YAML Example — Topic Labeling

annotation_schemes:
  - annotation_type: hierarchical_multiselect
    name: topic_hierarchy
    description: "Select all topics that apply to this article. You may select at multiple levels of specificity."
    auto_select_children: false
    auto_select_parent: false
    show_search: true
    max_selections: null
    expand_depth: 1
    taxonomy:
      Science:
        Physics:
          - Classical Mechanics
          - Quantum Mechanics
        Biology:
          - Genetics
          - Ecology
      Technology:
        - Artificial Intelligence
        - Cybersecurity
        - Robotics
      Politics:
        - Domestic Policy
        - Foreign Affairs
        - Elections
    label_requirement:
      required: true

YAML Example — Medical Coding with Auto-Propagation

annotation_schemes:
  - annotation_type: hierarchical_multiselect
    name: diagnosis_codes
    description: "Select all applicable ICD chapter categories. Selecting a chapter auto-selects its subcategories."
    auto_select_children: true
    auto_select_parent: false
    show_search: true
    max_selections: 5
    expand_depth: 0
    taxonomy:
      "Chapter I: Infectious Diseases":
        - "A00-A09 Intestinal infectious diseases"
        - "A15-A19 Tuberculosis"
        - "A20-A28 Bacterial zoonoses"
      "Chapter II: Neoplasms":
        - "C00-C14 Lip, oral cavity and pharynx"
        - "C15-C26 Digestive organs"
        - "C30-C39 Respiratory and intrathoracic organs"

Output Format

Selected labels are stored as a comma-separated string of leaf and/or parent node names:

{
  "topic_hierarchy": {
    "selected_labels": "Physics,Quantum Mechanics,Music"
  }
}

Labels appear in the order they were selected. Both parent and child labels can appear independently if selected independently (when auto_select_children is false).

Use Cases

  • Medical coding — ICD-10 or SNOMED-CT code assignment for clinical notes
  • Product categorization — e-commerce taxonomy labeling for catalog data
  • Scientific literature — multi-level topic annotation (field, subfield, method)
  • Legal document classification — hierarchical legal code assignment
  • News article categorization — section and subsection labeling
  • Ontology annotation — labeling instances against WordNet, DBpedia, or custom ontologies

Troubleshooting

Tree is too deep to navigate easily: Set show_search: true and expand_depth: 0 so the tree starts collapsed and annotators use search to find specific nodes.

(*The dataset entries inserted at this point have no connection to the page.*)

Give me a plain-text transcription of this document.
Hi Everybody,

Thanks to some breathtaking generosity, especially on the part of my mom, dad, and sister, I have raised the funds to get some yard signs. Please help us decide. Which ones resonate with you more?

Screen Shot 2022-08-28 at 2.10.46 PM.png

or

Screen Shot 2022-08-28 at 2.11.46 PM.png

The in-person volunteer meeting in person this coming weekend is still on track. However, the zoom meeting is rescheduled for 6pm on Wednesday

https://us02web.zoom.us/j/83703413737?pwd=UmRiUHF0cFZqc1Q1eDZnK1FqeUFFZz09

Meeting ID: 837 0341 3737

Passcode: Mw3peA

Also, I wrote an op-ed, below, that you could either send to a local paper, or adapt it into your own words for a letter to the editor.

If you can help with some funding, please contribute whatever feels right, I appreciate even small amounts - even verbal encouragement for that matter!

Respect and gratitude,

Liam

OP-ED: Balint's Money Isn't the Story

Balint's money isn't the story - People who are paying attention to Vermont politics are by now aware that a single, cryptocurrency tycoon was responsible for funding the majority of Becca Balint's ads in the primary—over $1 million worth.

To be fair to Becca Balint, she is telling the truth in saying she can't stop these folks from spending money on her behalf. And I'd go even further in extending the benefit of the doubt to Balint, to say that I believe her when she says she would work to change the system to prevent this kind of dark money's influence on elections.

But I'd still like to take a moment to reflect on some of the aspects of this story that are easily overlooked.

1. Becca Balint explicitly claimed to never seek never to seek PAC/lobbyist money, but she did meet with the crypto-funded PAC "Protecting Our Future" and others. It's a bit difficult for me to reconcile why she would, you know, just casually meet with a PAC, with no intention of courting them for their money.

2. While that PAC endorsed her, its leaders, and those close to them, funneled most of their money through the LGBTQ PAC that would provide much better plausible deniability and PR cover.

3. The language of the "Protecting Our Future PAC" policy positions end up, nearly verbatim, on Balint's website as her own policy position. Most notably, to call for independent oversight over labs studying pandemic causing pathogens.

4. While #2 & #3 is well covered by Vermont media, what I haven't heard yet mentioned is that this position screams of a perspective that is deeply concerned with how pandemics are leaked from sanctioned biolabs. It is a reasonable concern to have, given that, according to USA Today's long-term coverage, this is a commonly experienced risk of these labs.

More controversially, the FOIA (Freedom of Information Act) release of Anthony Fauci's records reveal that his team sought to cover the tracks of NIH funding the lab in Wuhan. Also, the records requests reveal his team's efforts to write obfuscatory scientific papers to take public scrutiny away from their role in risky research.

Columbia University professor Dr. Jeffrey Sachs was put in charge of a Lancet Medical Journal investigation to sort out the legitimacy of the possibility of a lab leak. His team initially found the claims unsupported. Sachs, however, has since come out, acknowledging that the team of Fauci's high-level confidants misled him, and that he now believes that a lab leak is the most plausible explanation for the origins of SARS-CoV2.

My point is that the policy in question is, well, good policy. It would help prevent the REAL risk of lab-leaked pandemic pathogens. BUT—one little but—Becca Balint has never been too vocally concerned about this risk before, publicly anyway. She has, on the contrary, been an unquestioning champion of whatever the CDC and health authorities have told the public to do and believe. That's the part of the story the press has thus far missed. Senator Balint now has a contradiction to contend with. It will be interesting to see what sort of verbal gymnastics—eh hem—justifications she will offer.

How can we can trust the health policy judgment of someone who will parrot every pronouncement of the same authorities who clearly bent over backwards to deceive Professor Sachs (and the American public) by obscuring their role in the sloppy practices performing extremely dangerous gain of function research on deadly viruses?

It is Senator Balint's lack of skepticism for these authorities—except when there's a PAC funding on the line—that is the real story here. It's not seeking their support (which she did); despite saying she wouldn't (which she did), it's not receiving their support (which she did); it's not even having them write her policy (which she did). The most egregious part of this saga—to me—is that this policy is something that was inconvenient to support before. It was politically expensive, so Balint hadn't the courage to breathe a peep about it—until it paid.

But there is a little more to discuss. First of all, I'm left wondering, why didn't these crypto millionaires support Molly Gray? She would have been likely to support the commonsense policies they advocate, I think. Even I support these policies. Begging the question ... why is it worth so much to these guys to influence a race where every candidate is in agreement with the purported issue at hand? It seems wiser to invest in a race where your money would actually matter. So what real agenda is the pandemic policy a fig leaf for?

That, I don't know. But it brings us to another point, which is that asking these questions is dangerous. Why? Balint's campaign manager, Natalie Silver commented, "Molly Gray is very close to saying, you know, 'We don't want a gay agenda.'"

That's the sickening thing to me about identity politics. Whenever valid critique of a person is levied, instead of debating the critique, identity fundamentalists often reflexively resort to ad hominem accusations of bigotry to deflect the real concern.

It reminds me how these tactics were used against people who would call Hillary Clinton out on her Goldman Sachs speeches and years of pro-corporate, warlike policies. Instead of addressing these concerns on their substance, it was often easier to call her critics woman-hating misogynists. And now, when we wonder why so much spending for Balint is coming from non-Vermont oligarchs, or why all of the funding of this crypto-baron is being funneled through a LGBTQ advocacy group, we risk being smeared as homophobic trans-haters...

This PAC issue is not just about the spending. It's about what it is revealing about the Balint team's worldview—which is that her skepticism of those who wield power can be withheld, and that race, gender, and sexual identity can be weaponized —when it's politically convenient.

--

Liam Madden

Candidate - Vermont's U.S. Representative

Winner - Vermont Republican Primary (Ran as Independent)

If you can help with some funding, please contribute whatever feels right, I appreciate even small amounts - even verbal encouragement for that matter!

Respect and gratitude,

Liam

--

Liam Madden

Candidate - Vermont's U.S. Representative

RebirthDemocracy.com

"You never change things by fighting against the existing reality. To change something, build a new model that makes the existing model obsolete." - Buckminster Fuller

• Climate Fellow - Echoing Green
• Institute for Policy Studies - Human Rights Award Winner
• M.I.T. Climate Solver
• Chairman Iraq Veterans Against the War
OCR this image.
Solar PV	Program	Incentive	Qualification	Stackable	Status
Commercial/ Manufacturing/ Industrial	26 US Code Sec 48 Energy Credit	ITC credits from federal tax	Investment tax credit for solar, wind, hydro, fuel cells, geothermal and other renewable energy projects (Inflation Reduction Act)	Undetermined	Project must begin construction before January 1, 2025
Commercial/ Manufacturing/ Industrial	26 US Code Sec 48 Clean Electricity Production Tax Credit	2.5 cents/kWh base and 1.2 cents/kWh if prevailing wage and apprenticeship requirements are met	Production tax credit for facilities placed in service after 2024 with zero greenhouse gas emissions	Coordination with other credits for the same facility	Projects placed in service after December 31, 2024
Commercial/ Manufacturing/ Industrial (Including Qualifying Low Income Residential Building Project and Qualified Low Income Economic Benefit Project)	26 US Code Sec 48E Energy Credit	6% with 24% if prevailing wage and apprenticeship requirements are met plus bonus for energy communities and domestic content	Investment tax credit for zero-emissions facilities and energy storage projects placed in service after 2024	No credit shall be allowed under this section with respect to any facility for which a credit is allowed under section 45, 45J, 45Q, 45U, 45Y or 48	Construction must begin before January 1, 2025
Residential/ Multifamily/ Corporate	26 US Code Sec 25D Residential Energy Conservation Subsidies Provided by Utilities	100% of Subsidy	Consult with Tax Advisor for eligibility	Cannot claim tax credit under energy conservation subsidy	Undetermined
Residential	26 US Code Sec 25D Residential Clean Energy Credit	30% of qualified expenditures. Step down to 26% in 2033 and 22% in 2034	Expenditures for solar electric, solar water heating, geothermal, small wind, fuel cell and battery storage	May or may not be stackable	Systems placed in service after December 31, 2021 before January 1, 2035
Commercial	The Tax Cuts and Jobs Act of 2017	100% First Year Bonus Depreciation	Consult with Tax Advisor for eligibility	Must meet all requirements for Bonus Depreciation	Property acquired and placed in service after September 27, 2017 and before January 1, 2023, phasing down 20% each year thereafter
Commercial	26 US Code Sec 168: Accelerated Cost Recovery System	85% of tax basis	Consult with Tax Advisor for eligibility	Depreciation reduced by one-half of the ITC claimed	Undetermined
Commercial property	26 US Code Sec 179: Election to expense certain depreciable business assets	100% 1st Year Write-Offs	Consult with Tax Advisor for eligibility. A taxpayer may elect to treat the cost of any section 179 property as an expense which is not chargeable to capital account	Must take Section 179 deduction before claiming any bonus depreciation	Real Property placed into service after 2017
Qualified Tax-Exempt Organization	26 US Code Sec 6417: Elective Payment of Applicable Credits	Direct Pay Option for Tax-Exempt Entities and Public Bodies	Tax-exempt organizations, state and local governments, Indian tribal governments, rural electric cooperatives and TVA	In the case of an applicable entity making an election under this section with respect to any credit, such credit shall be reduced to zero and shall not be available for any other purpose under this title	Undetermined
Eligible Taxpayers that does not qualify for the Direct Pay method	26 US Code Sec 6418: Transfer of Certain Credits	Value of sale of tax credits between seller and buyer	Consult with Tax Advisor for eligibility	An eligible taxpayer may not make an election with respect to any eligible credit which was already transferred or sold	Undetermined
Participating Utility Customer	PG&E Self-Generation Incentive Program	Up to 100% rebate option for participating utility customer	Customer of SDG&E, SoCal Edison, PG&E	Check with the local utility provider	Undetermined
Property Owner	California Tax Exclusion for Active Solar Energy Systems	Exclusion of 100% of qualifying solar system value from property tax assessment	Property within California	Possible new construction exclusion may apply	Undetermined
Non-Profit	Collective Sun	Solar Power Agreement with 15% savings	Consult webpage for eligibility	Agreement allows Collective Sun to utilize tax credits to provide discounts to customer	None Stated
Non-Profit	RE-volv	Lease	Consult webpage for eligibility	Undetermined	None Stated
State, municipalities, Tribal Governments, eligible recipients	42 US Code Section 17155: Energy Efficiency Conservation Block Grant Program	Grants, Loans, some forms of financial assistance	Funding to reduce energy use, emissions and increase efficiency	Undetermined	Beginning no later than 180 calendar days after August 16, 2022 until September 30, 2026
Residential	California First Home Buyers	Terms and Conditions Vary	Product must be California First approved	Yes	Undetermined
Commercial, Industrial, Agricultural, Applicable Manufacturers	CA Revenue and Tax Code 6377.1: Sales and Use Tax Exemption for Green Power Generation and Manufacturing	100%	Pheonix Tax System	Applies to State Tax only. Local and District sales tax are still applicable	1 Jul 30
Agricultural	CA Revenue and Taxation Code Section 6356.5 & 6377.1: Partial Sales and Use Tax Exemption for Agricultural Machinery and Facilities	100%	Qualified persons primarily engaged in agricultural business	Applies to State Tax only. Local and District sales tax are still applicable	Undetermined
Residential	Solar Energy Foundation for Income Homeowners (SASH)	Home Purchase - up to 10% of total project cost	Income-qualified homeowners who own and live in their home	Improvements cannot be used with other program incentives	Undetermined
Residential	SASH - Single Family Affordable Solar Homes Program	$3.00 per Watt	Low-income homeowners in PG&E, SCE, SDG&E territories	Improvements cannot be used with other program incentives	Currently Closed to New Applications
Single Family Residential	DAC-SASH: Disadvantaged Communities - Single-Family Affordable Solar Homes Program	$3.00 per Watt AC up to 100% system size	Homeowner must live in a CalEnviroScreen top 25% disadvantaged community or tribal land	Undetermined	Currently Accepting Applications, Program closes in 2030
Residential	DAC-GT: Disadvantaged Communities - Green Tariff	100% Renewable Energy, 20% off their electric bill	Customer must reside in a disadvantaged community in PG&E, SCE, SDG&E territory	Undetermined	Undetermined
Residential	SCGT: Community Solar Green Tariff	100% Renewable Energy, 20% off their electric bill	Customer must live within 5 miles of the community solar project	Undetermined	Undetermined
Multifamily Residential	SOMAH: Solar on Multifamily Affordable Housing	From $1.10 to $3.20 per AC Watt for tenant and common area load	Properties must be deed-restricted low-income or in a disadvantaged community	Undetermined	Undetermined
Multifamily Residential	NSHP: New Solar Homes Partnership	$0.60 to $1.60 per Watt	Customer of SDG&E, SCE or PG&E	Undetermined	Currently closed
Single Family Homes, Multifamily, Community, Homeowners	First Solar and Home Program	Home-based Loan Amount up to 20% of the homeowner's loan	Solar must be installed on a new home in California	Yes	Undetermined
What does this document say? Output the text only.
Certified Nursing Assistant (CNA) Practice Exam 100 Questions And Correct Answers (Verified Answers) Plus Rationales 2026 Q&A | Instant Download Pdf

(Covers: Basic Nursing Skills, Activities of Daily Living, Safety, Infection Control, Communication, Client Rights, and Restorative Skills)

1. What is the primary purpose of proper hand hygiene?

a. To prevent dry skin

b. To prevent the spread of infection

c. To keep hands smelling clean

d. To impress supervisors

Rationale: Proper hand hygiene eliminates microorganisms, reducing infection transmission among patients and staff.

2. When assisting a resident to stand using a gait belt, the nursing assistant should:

Auto-selection creates unexpected behavior: When auto_select_children: true, deselecting a parent does not automatically deselect its children. Annotators must deselect children manually. Make this behavior explicit in the task instructions.

Large taxonomies cause slow rendering: For taxonomies with more than 500 nodes, enable show_search: true and expand_depth: 0 to avoid rendering all nodes at once.